Kerstin Kullmann
Dossier.Un œil sur la télévision, l’autre sur son smartphone, nous som mes toujours plus nombreux à nous plaindre d’un excès de distraction. Les psychologues parlent du syndrome de l’esprit vagabond. Or, la concentration et la persévérance s’entraînent.
Certains jours, le chirurgien René Prêtre reste six heures à la table d’opération du CHUV, à Lausanne. Lorsque l’intervention est spécialement ardue, il y passe même douze heures. Le médecin opère surtout des enfants, parfois des nouveau-nés dont le cœur est gros comme une noix. Le cœur, il y a touché pour la première fois il y a vingt-cinq ans; depuis lors il n’opère plus rien d’autre.
René Prêtre jouit d’une faculté devenue rare: il est capable de se concentrer des heures sur une seule tâche. Pendant une opération, il peut à peine boire, manger ou s’éclipser. Il peut encore moins contrôler ses courriels, tailler une bavette dans le couloir ou surfer sur Google. Il ne peut même pas se gratter le nez. L’univers de René Prêtre se limite à un cœur, une aiguille, un scalpel, des canules et une machine cœur-poumon.
Sur la table d’opération se trouve aujourd’hui un gosse de 12 ans, la cage thoracique ouverte. Il s’appelle Alex et arrive d’Afrique. Il y a deux trous dans son cœur. Le chirurgien doit l’arrêter afin de pouvoir l’ouvrir. René Prêtre entre alors en immersion. Il coupe, coud et noue, son regard ne quitte jamais l’organe. Si quelque chose cloche, il faut le remettre en route, sans quoi l’enfant risque de graves dommages. Quarante minutes plus tard, le cœur d’Alex est réparé et René Prêtre émerge. L’aorte est libérée, le sang recommence à circuler et le cœur se remet à battre. Opération réussie.
A 58 ans, René Prêtre est l’un des meilleurs chirurgiens cardiaques du continent. Comment s’y prend-il pour rester pareillement concentré? Il raconte ses milliers d’heures d’expérience, ses décennies d’interventions. Mais peut-être que le secret de sa concentration réside aussi dans son enfance, dans le travail qu’il faisait à la ferme, dans son entraînement d’avant-centre de football. Une chose est sûre: une faculté de se concentrer aussi extraordinaire est rarissime. A contrario, toujours plus de gens se plaignent d’être trop aisément distraits.
En Allemagne, une enquête auprès de près de 20 000 salariés a révélé que 44% d’entre eux étaient souvent dérangés au travail; que 50% se sentaient mis sous pression parce qu’ils devaient accomplir plusieurs tâches à la fois et souffraient, de ce fait, de plus de stress qu’auparavant.
Un désastre général
Une étude analogue aux Etats-Unis, portant sur le même nombre de salariés, a démontré que 80% d’entre eux n’étaient pas en mesure de se concentrer sur une tâche et que les deux tiers avaient de la peine à fixer des priorités.
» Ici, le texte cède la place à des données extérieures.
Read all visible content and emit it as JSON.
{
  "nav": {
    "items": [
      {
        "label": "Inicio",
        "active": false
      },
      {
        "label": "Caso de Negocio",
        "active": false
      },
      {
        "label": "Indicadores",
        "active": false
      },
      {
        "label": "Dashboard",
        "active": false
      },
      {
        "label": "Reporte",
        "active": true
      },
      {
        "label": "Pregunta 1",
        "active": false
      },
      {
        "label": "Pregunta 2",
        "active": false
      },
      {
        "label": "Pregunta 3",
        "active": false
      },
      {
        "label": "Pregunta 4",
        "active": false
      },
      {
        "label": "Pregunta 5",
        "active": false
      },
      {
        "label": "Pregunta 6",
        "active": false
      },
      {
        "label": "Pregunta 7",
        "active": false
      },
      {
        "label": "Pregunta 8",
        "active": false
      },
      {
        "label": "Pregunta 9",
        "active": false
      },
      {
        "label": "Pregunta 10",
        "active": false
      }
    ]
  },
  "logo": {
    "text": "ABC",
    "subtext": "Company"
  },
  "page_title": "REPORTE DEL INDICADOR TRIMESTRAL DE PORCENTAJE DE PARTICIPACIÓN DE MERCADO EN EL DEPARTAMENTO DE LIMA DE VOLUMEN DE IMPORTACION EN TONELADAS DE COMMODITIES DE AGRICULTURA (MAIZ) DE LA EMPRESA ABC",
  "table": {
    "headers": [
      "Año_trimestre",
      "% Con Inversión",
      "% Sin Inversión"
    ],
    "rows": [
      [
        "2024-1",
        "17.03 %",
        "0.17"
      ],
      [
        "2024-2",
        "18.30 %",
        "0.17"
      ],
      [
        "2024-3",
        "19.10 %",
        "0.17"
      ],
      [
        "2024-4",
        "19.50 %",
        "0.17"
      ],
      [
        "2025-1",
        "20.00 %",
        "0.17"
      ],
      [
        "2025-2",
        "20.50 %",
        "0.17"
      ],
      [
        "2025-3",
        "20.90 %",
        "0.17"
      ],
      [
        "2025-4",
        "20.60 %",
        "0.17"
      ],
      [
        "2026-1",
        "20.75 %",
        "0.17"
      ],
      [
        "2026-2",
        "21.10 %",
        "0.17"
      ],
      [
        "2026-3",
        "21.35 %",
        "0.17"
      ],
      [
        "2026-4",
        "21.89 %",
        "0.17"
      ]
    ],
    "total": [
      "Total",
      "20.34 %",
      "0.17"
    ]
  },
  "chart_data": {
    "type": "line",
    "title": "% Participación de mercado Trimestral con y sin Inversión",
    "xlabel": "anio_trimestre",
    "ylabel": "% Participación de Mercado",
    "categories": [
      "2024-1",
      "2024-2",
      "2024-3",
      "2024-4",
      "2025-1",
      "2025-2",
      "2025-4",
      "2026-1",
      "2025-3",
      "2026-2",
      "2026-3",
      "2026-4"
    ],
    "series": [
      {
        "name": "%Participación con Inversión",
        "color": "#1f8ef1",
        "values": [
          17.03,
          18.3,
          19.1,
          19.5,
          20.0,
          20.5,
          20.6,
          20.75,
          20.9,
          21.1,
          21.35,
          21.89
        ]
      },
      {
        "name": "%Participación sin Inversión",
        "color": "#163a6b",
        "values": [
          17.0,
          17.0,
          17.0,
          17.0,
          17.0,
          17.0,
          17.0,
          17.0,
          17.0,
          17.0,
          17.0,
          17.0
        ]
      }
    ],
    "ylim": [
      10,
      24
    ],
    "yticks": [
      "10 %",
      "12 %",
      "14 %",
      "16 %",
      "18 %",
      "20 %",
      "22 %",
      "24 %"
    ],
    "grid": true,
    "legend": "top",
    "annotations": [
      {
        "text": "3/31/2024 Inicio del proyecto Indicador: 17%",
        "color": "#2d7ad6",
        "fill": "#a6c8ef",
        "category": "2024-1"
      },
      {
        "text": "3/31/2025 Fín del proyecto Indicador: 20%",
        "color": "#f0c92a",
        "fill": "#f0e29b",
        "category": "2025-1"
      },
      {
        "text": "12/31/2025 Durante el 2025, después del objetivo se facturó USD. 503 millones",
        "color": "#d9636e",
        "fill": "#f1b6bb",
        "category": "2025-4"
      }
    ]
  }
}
Il y a quelques années déjà, la psychologue Gloria Mark, de l’Université de Californie, constatait que les employés entreprenaient quelque chose de nouveau en moyenne toutes les onze minutes. Du coup, plus de la moitié d’une journée de travail se passerait à glander.
Ce désastre ne se produit pas qu’au travail: c’est pareil à la maison. La plupart des gens ne s’assoient plus tout simplement devant la télé: ils sont un sur deux à en profiter pour surfer sur l’internet, envoyer des messages, faire un saut au supermarché du coin, descendre à la cave et oublier pourquoi. Les psychologues nomment ce phénomène mind-wandering, esprit vagabond: on ne fixe pas sa pensée sur ce qu’on est en train de faire. Et il semble que l’esprit vagabond ne rende pas particulièrement heureux.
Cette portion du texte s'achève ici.